On heavy rotation:
You look like a perfect fit
For a girl in need of a tourniquet
But can you – save me
Come on and – save me
If you could – save me
From the ranks of the freaks
Who suspect they could never love anyone
‘Cause I can tell
You know what it’s like
The long farewell
Of the hunger strike
~ Save Me – Aimee Mann
Behold this night, still and clear
You look here just like an angel sleeping
I wish I could ease your fears
I would catch the diamond tears you’re weeping
In your eyes I would hide
By your side I could defy
The forces tearing us apart
But reality, as it seems
Looking back, is that our dream
Was fated from the start
Girl we’re star-crossed and can’t escape
We’re condemned and can only wait
At this time now it’s far too late
To save us from our fate
~ Starcrossed – Ash
I flew home last Friday. As I sat at LCCT’s Coffee Bean sipping tea, it occurred to me that the last time I was there I was sick with grief and could only breathe normally when I forgot for a moment just why I was going home. I’m happy to report that I flew back for happier reasons this time around: mom’s 50th birthday and to tag along to Lil Bro’s doctors appointment.

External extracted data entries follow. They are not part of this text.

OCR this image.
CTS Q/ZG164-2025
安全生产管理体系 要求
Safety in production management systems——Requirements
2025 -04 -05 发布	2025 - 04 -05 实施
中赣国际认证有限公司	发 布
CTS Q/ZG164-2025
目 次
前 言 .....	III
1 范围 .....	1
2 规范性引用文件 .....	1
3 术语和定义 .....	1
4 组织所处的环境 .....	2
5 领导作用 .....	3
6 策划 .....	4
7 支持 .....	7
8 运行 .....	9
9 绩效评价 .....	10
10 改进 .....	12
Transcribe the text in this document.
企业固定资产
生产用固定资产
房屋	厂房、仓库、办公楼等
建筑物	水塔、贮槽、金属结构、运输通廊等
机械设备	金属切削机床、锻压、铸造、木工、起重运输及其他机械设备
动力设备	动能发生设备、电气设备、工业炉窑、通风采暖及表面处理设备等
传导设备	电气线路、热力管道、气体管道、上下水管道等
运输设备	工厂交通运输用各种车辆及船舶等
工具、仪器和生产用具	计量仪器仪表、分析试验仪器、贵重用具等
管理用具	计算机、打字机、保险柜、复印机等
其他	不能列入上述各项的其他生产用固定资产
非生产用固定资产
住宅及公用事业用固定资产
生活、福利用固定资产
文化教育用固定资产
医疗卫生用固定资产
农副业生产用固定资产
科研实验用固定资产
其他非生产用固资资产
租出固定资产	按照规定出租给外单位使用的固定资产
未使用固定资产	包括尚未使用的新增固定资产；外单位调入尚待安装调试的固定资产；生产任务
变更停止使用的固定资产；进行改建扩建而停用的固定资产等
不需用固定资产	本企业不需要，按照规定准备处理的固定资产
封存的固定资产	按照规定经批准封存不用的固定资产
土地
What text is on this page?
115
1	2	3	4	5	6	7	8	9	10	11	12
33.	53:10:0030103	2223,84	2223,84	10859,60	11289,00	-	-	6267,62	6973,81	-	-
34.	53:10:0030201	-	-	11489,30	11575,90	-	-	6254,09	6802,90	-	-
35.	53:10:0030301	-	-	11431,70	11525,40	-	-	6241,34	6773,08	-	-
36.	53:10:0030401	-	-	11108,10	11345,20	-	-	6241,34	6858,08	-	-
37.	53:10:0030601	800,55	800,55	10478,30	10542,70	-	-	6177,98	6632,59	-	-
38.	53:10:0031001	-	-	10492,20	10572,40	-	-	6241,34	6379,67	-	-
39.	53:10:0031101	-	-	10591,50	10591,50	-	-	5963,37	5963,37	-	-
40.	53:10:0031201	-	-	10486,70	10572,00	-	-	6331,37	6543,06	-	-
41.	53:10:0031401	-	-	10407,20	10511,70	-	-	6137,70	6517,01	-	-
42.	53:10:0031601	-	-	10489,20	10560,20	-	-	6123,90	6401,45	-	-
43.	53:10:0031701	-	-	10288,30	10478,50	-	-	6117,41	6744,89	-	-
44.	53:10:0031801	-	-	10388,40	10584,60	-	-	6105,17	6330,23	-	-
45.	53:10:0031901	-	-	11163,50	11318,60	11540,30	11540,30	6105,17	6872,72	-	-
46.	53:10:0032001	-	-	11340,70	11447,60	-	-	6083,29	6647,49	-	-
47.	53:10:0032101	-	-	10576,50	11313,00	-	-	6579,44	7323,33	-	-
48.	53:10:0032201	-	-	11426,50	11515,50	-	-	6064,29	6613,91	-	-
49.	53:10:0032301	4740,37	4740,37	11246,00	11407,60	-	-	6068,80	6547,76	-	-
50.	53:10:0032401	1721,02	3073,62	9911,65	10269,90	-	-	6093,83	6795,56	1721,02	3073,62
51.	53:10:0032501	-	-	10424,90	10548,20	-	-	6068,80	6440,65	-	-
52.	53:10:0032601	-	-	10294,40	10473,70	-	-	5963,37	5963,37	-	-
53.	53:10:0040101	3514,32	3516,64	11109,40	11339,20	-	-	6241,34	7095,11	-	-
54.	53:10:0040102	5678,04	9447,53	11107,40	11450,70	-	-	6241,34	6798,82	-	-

Not just any doctors appointment, but one which will finally diagnose him with ADHD, or anything to explain his appalling behaviour and mood swings. The doctor prescribed a drug and explained to a mutinous looking boy how to take it, its side effects and benefits. As I scribbled notes down, I glanced up and saw mom looking hopeful as the doc was listing what he hoped the drug would do for Lil Bro. That made me sad. It isn’t easy living with my mom, even if you don’t have any disorders, but to her credit she’s tried her best to get Lil Bro better.
I was at home long enough to see Lil Bro take the meds for 2 days. The results were amazing. Gone is the sullen, fidgeting little boy. In his place was a quieter person, one who actually thought for a few nanoseconds before blurting out things. Someone who didn’t demand instant gratification but understood, ‘wait a minute’.
I know it’s early days yet, but I wish I had been pushier with my folks and that we had done this years before. I worry that it’s too late now. But as I look at Lil Bro quietly sitting at church, not whining to be let out or that the priest is an asshole, I thank God that we’ve finally found something that helps him with his demons and we could all just be a normal family.